Mr. XY is a retired 69-year-old man with a 5-year history of type 2 diabetes. Although he was diagnosed in 1997, he had symptoms indicating hyperglycemia for 2 years before diagnosis. He had fasting blood glucose records indicating values of 118–127 mg/dl, which were described to him as indicative of “borderline diabetes.” He also remembered past episodes of nocturia associated with large pasta meals and Italian pastries. At the time of initial diagnosis, he was advised to lose weight (“at least 10 lb.”), but no further action was taken.
Referred by his family physician to the diabetes specialty clinic, Mr. XY presents with recent weight gain, suboptimal diabetes control, and foot pain. He has been trying to lose weight and increase his exercise for the past 6 months without success. He had been started on glyburide (Diabeta), 2.5 mg every morning, but had stopped taking it because of dizziness, often accompanied by sweating and a feeling of mild agitation, in the late afternoon.
Mr. XY also takes atorvastatin (Lipitor), 10 mg daily, for hypercholesterolemia. He has tolerated this medication and adheres to the daily schedule. During the past 6 months, he has also taken chromium picolinate and Charantia in an attempt to improve his diabetes control. He stopped these supplements when he did not see any positive results.
He does not test his blood glucose levels at home and expresses doubt that this procedure would help him improve his diabetes control. “What would knowing the numbers do for me?,” he asks. “The doctor already knows the sugars are high.”
Mr. XY states that he has “never been sick a day in my life.” He recently sold his business and has become very active in a variety of volunteer organizations. He lives with his wife of 48 years and has two married children. Although both his mother and father had type 2 diabetes, Mr. XY has limited knowledge regarding diabetes self-care management and states that he does not understand why he has diabetes since he never eats sugar. In the past, his wife has encouraged him to treat his diabetes with herbal remedies and weight-loss supplements, and she frequently scans the Internet for the latest diabetes remedies.
During the past year, Mr. XY has gained 22 lb. Since retiring, he has been more physically active, playing golf once a week and gardening, but he has been unable to lose more than 2–3 lb. He has never seen a dietitian and has not been instructed in self-monitoring of blood glucose (SMBG).
Mr. XY’s diet history reveals excessive carbohydrate intake in the form of bread and pasta.

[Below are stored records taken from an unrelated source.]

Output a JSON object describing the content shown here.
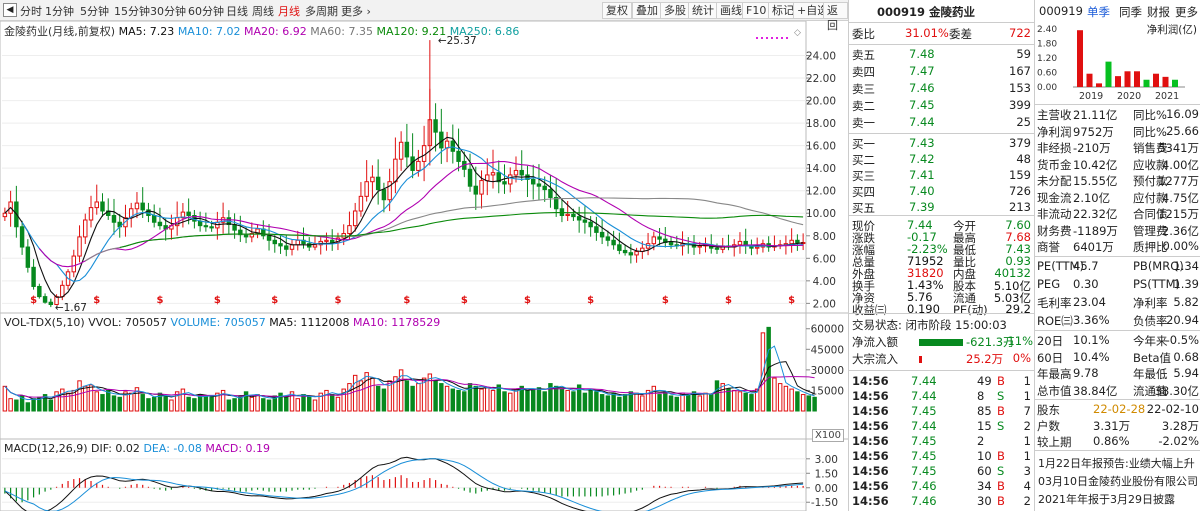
{
  "toolbar": {
    "periods": [
      "分时",
      "1分钟",
      "5分钟",
      "15分钟",
      "30分钟",
      "60分钟",
      "日线",
      "周线",
      "月线",
      "多周期",
      "更多"
    ],
    "active_period": "月线",
    "buttons": [
      "复权",
      "叠加",
      "多股",
      "统计",
      "画线",
      "F10",
      "标记",
      "+自选",
      "返回"
    ]
  },
  "main_legend": {
    "stock": "金陵药业(月线,前复权)",
    "ma5": "MA5: 7.23",
    "ma10": "MA10: 7.02",
    "ma20": "MA20: 6.92",
    "ma60": "MA60: 7.35",
    "ma120": "MA120: 9.21",
    "ma250": "MA250: 6.86"
  },
  "colors": {
    "up": "#e01010",
    "down": "#07891f",
    "ma5": "#111111",
    "ma10": "#1a8fd8",
    "ma20": "#b000b0",
    "ma60": "#888888",
    "ma120": "#0a8a0a",
    "ma250": "#11a0a0"
  },
  "price_axis": [
    "24.00",
    "22.00",
    "20.00",
    "18.00",
    "16.00",
    "14.00",
    "12.00",
    "10.00",
    "8.00",
    "6.00",
    "4.00",
    "2.00"
  ],
  "price_annotations": {
    "high": "25.37",
    "low": "1.67"
  },
  "volume_legend": {
    "title": "VOL-TDX(5,10)",
    "vvol": "VVOL: 705057",
    "volume": "VOLUME: 705057",
    "ma5": "MA5: 1112008",
    "ma10": "MA10: 1178529"
  },
  "volume_axis": [
    "60000",
    "45000",
    "30000",
    "15000"
  ],
  "volume_unit": "X100",
  "macd_legend": {
    "title": "MACD(12,26,9)",
    "dif": "DIF: 0.02",
    "dea": "DEA: -0.08",
    "macd": "MACD: 0.19"
  },
  "macd_axis": [
    "3.00",
    "1.50",
    "0.00",
    "-1.50"
  ],
  "chart_data": {
    "type": "candlestick",
    "period": "month",
    "price_ylim": [
      1.5,
      26
    ],
    "price_high": 25.37,
    "price_low": 1.67,
    "ma_last": {
      "MA5": 7.23,
      "MA10": 7.02,
      "MA20": 6.92,
      "MA60": 7.35,
      "MA120": 9.21,
      "MA250": 6.86
    },
    "volume_ylim": [
      0,
      62000
    ],
    "volume_last": 705057,
    "macd_ylim": [
      -2.2,
      3.6
    ],
    "macd_last": {
      "DIF": 0.02,
      "DEA": -0.08,
      "MACD": 0.19
    },
    "closes": [
      10.0,
      11.0,
      8.8,
      7.0,
      5.2,
      3.5,
      2.6,
      2.1,
      1.9,
      2.6,
      3.6,
      4.8,
      6.2,
      7.9,
      9.4,
      10.5,
      11.0,
      10.2,
      9.8,
      9.2,
      8.8,
      9.6,
      10.4,
      10.9,
      10.3,
      9.8,
      9.2,
      8.9,
      8.6,
      8.9,
      9.6,
      10.1,
      9.8,
      9.3,
      8.9,
      8.8,
      8.7,
      9.2,
      9.6,
      9.0,
      8.5,
      8.1,
      7.9,
      8.2,
      8.6,
      8.0,
      7.6,
      7.3,
      7.1,
      6.8,
      7.2,
      7.6,
      7.3,
      7.0,
      7.2,
      7.5,
      7.6,
      7.4,
      7.8,
      8.2,
      8.9,
      10.2,
      11.5,
      12.8,
      13.2,
      12.1,
      11.2,
      12.8,
      14.8,
      16.3,
      15.0,
      13.8,
      14.6,
      16.0,
      18.3,
      17.2,
      15.8,
      16.4,
      15.5,
      14.6,
      13.9,
      12.4,
      11.7,
      12.9,
      13.4,
      13.6,
      12.8,
      12.6,
      13.4,
      13.8,
      13.4,
      13.0,
      12.6,
      12.4,
      12.1,
      11.4,
      10.4,
      9.8,
      9.9,
      9.7,
      9.4,
      9.2,
      8.8,
      8.3,
      7.9,
      7.6,
      7.2,
      6.7,
      6.5,
      6.3,
      6.6,
      6.9,
      7.3,
      7.9,
      7.7,
      7.4,
      7.2,
      7.1,
      7.3,
      7.2,
      7.0,
      7.1,
      7.2,
      6.9,
      6.8,
      7.1,
      7.0,
      7.2,
      7.5,
      7.1,
      6.9,
      7.0,
      7.3,
      7.0,
      7.1,
      7.2,
      7.3,
      7.6,
      7.4,
      7.4
    ],
    "volumes": [
      18,
      9,
      8,
      11,
      6,
      9,
      10,
      12,
      8,
      14,
      16,
      13,
      15,
      22,
      18,
      19,
      14,
      12,
      15,
      11,
      10,
      14,
      13,
      17,
      12,
      9,
      10,
      13,
      11,
      8,
      14,
      16,
      10,
      9,
      12,
      11,
      10,
      13,
      15,
      8,
      9,
      11,
      14,
      10,
      12,
      9,
      8,
      11,
      13,
      10,
      14,
      9,
      12,
      11,
      8,
      13,
      15,
      12,
      10,
      16,
      20,
      26,
      22,
      28,
      24,
      18,
      16,
      22,
      25,
      30,
      22,
      18,
      20,
      24,
      27,
      22,
      20,
      18,
      16,
      15,
      14,
      20,
      18,
      16,
      17,
      15,
      19,
      14,
      13,
      16,
      18,
      15,
      16,
      17,
      14,
      20,
      18,
      16,
      15,
      14,
      19,
      13,
      16,
      14,
      12,
      11,
      13,
      10,
      12,
      14,
      13,
      11,
      15,
      18,
      12,
      14,
      11,
      10,
      13,
      12,
      14,
      11,
      13,
      12,
      22,
      20,
      16,
      15,
      14,
      13,
      12,
      16,
      57,
      61,
      24,
      20,
      18,
      16,
      14,
      12,
      11,
      10
    ],
    "macd_hist": [
      -0.6,
      -1.1,
      -1.4,
      -1.5,
      -1.3,
      -1.0,
      -0.7,
      -0.4,
      -0.2,
      0.1,
      0.4,
      0.7,
      0.9,
      1.0,
      0.9,
      0.7,
      0.5,
      0.3,
      0.1,
      0.0,
      -0.1,
      0.1,
      0.3,
      0.4,
      0.3,
      0.1,
      -0.1,
      -0.2,
      -0.3,
      -0.2,
      0.0,
      0.2,
      0.1,
      -0.1,
      -0.2,
      -0.3,
      -0.3,
      -0.2,
      -0.1,
      -0.2,
      -0.3,
      -0.4,
      -0.4,
      -0.3,
      -0.2,
      -0.3,
      -0.4,
      -0.4,
      -0.4,
      -0.4,
      -0.3,
      -0.2,
      -0.2,
      -0.2,
      -0.1,
      0.0,
      0.1,
      0.0,
      0.1,
      0.3,
      0.5,
      0.8,
      1.0,
      1.2,
      1.3,
      1.1,
      0.8,
      0.9,
      1.1,
      1.3,
      1.0,
      0.6,
      0.6,
      0.8,
      1.0,
      0.8,
      0.4,
      0.3,
      0.1,
      -0.1,
      -0.3,
      -0.5,
      -0.6,
      -0.4,
      -0.3,
      -0.2,
      -0.3,
      -0.3,
      -0.1,
      0.0,
      -0.1,
      -0.2,
      -0.3,
      -0.4,
      -0.5,
      -0.6,
      -0.8,
      -0.9,
      -0.9,
      -0.9,
      -0.9,
      -0.9,
      -0.9,
      -0.9,
      -0.9,
      -0.8,
      -0.8,
      -0.7,
      -0.6,
      -0.5,
      -0.3,
      -0.2,
      0.0,
      0.2,
      0.2,
      0.1,
      0.1,
      0.0,
      0.1,
      0.1,
      0.0,
      0.0,
      0.1,
      0.0,
      -0.1,
      0.0,
      0.0,
      0.1,
      0.2,
      0.1,
      0.0,
      0.0,
      0.1,
      0.1,
      0.1,
      0.2,
      0.2,
      0.2,
      0.2,
      0.19
    ]
  },
  "quote": {
    "code_name": "000919 金陵药业",
    "weibi_label": "委比",
    "weibi_value": "31.01%",
    "weicha_label": "委差",
    "weicha_value": "722",
    "asks": [
      {
        "label": "卖五",
        "price": "7.48",
        "vol": "59"
      },
      {
        "label": "卖四",
        "price": "7.47",
        "vol": "167"
      },
      {
        "label": "卖三",
        "price": "7.46",
        "vol": "153"
      },
      {
        "label": "卖二",
        "price": "7.45",
        "vol": "399"
      },
      {
        "label": "卖一",
        "price": "7.44",
        "vol": "25"
      }
    ],
    "bids": [
      {
        "label": "买一",
        "price": "7.43",
        "vol": "379"
      },
      {
        "label": "买二",
        "price": "7.42",
        "vol": "48"
      },
      {
        "label": "买三",
        "price": "7.41",
        "vol": "159"
      },
      {
        "label": "买四",
        "price": "7.40",
        "vol": "726"
      },
      {
        "label": "买五",
        "price": "7.39",
        "vol": "213"
      }
    ],
    "stats": [
      {
        "l1": "现价",
        "v1": "7.44",
        "c1": "green",
        "l2": "今开",
        "v2": "7.60",
        "c2": "green"
      },
      {
        "l1": "涨跌",
        "v1": "-0.17",
        "c1": "green",
        "l2": "最高",
        "v2": "7.68",
        "c2": "red"
      },
      {
        "l1": "涨幅",
        "v1": "-2.23%",
        "c1": "green",
        "l2": "最低",
        "v2": "7.43",
        "c2": "green"
      },
      {
        "l1": "总量",
        "v1": "71952",
        "c1": "blk",
        "l2": "量比",
        "v2": "0.93",
        "c2": "green"
      },
      {
        "l1": "外盘",
        "v1": "31820",
        "c1": "red",
        "l2": "内盘",
        "v2": "40132",
        "c2": "green"
      },
      {
        "l1": "换手",
        "v1": "1.43%",
        "c1": "blk",
        "l2": "股本",
        "v2": "5.10亿",
        "c2": "blk"
      },
      {
        "l1": "净资",
        "v1": "5.76",
        "c1": "blk",
        "l2": "流通",
        "v2": "5.03亿",
        "c2": "blk"
      },
      {
        "l1": "收益㈢",
        "v1": "0.190",
        "c1": "blk",
        "l2": "PE(动)",
        "v2": "29.2",
        "c2": "blk"
      }
    ],
    "trade_state": "交易状态: 闭市阶段 15:00:03",
    "net_inflow_label": "净流入额",
    "net_inflow_value": "-621.3万",
    "net_inflow_pct": "-11%",
    "block_inflow_label": "大宗流入",
    "block_inflow_value": "25.2万",
    "block_inflow_pct": "0%",
    "ticks": [
      {
        "t": "14:56",
        "p": "7.44",
        "v": "49",
        "d": "B",
        "n": "1"
      },
      {
        "t": "14:56",
        "p": "7.44",
        "v": "8",
        "d": "S",
        "n": "1"
      },
      {
        "t": "14:56",
        "p": "7.45",
        "v": "85",
        "d": "B",
        "n": "7"
      },
      {
        "t": "14:56",
        "p": "7.44",
        "v": "15",
        "d": "S",
        "n": "2"
      },
      {
        "t": "14:56",
        "p": "7.45",
        "v": "2",
        "d": "",
        "n": "1"
      },
      {
        "t": "14:56",
        "p": "7.45",
        "v": "10",
        "d": "B",
        "n": "1"
      },
      {
        "t": "14:56",
        "p": "7.45",
        "v": "60",
        "d": "S",
        "n": "3"
      },
      {
        "t": "14:56",
        "p": "7.46",
        "v": "34",
        "d": "B",
        "n": "4"
      },
      {
        "t": "14:56",
        "p": "7.46",
        "v": "30",
        "d": "B",
        "n": "2"
      }
    ]
  },
  "finance": {
    "code": "000919",
    "tabs": [
      "单季",
      "同季",
      "财报",
      "更多"
    ],
    "chart_title": "净利润(亿)",
    "chart_axis": [
      "2.40",
      "1.80",
      "1.20",
      "0.60",
      "0.00"
    ],
    "chart_years": [
      "2019",
      "2020",
      "2021"
    ],
    "profit_bars": [
      {
        "v": 2.35,
        "c": "#e01010"
      },
      {
        "v": 0.55,
        "c": "#e01010"
      },
      {
        "v": 0.15,
        "c": "#e01010"
      },
      {
        "v": 1.05,
        "c": "#07c020"
      },
      {
        "v": 0.45,
        "c": "#e01010"
      },
      {
        "v": 0.65,
        "c": "#e01010"
      },
      {
        "v": 0.65,
        "c": "#e01010"
      },
      {
        "v": 0.3,
        "c": "#07c020"
      },
      {
        "v": 0.55,
        "c": "#e01010"
      },
      {
        "v": 0.42,
        "c": "#e01010"
      },
      {
        "v": 0.3,
        "c": "#07c020"
      }
    ],
    "rows": [
      {
        "l1": "主营收",
        "v1": "21.11亿",
        "l2": "同比%",
        "v2": "16.09"
      },
      {
        "l1": "净利润",
        "v1": "9752万",
        "l2": "同比%",
        "v2": "25.66"
      },
      {
        "l1": "非经损",
        "v1": "-210万",
        "l2": "销售费",
        "v2": "5341万"
      },
      {
        "l1": "货币金",
        "v1": "10.42亿",
        "l2": "应收款",
        "v2": "4.00亿"
      },
      {
        "l1": "未分配",
        "v1": "15.55亿",
        "l2": "预付款",
        "v2": "1277万"
      },
      {
        "l1": "现金流",
        "v1": "2.10亿",
        "l2": "应付款",
        "v2": "4.75亿"
      },
      {
        "l1": "非流动",
        "v1": "22.32亿",
        "l2": "合同债",
        "v2": "1215万"
      },
      {
        "l1": "财务费",
        "v1": "-1189万",
        "l2": "管理费",
        "v2": "2.36亿"
      },
      {
        "l1": "商誉",
        "v1": "6401万",
        "l2": "质押比",
        "v2": "0.00%"
      }
    ],
    "ratios": [
      {
        "l1": "PE(TTM)",
        "v1": "45.7",
        "l2": "PB(MRQ)",
        "v2": "1.34"
      },
      {
        "l1": "PEG",
        "v1": "0.30",
        "l2": "PS(TTM)",
        "v2": "1.39"
      },
      {
        "l1": "毛利率",
        "v1": "23.04",
        "l2": "净利率",
        "v2": "5.82"
      },
      {
        "l1": "ROE㈢",
        "v1": "3.36%",
        "l2": "负债率",
        "v2": "20.94"
      }
    ],
    "perf": [
      {
        "l1": "20日",
        "v1": "10.1%",
        "l2": "今年来",
        "v2": "-0.5%"
      },
      {
        "l1": "60日",
        "v1": "10.4%",
        "l2": "Beta值",
        "v2": "0.68"
      },
      {
        "l1": "年最高",
        "v1": "9.78",
        "l2": "年最低",
        "v2": "5.94"
      },
      {
        "l1": "总市值",
        "v1": "38.84亿",
        "l2": "流通值",
        "v2": "38.30亿"
      }
    ],
    "holders": [
      {
        "l1": "股东",
        "v1": "22-02-28",
        "v2": "22-02-10"
      },
      {
        "l1": "户数",
        "v1": "3.31万",
        "v2": "3.28万"
      },
      {
        "l1": "较上期",
        "v1": "0.86%",
        "v2": "-2.02%"
      }
    ],
    "news": [
      "1月22日年报预告:业绩大幅上升",
      "03月10日金陵药业股份有限公司",
      "2021年年报于3月29日披露"
    ]
  }
}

His normal dinners consist of 2 cups of cooked pasta with homemade sauce and three to four slices of Italian bread. During the day, he often has “a slice or two” of bread with butter or olive oil. He also eats eight to ten pieces of fresh fruit per day at meals and as snacks. He prefers chicken and fish, but it is usually served with a tomato or cream sauce accompanied by pasta. His wife has offered to make him plain grilled meats, but he finds them “tasteless.” He drinks 8 oz. of red wine with dinner each evening. He stopped smoking more than 10 years ago.
The medical documents that Mr. XY brings to the Medical Center indicate that his hemoglobin A1c (A1C) has never been <8%. His blood pressure has been measured at 150/70, 148/92, and 166/88 mmHg on separate occasions during the past year at the local senior center screening clinic. Although he was told that his blood pressure was “up a little,” he was not aware of the need to keep his blood pressure 130/80 mmHg for both cardiovascular and renal health.
Mr. XY has never had a foot exam as part of his primary care exams, nor has he been instructed in preventive foot care. However, his medical records also indicate that he has had no surgeries or hospitalizations, his immunizations are up to date, and, in general, he has been remarkably healthy for many years.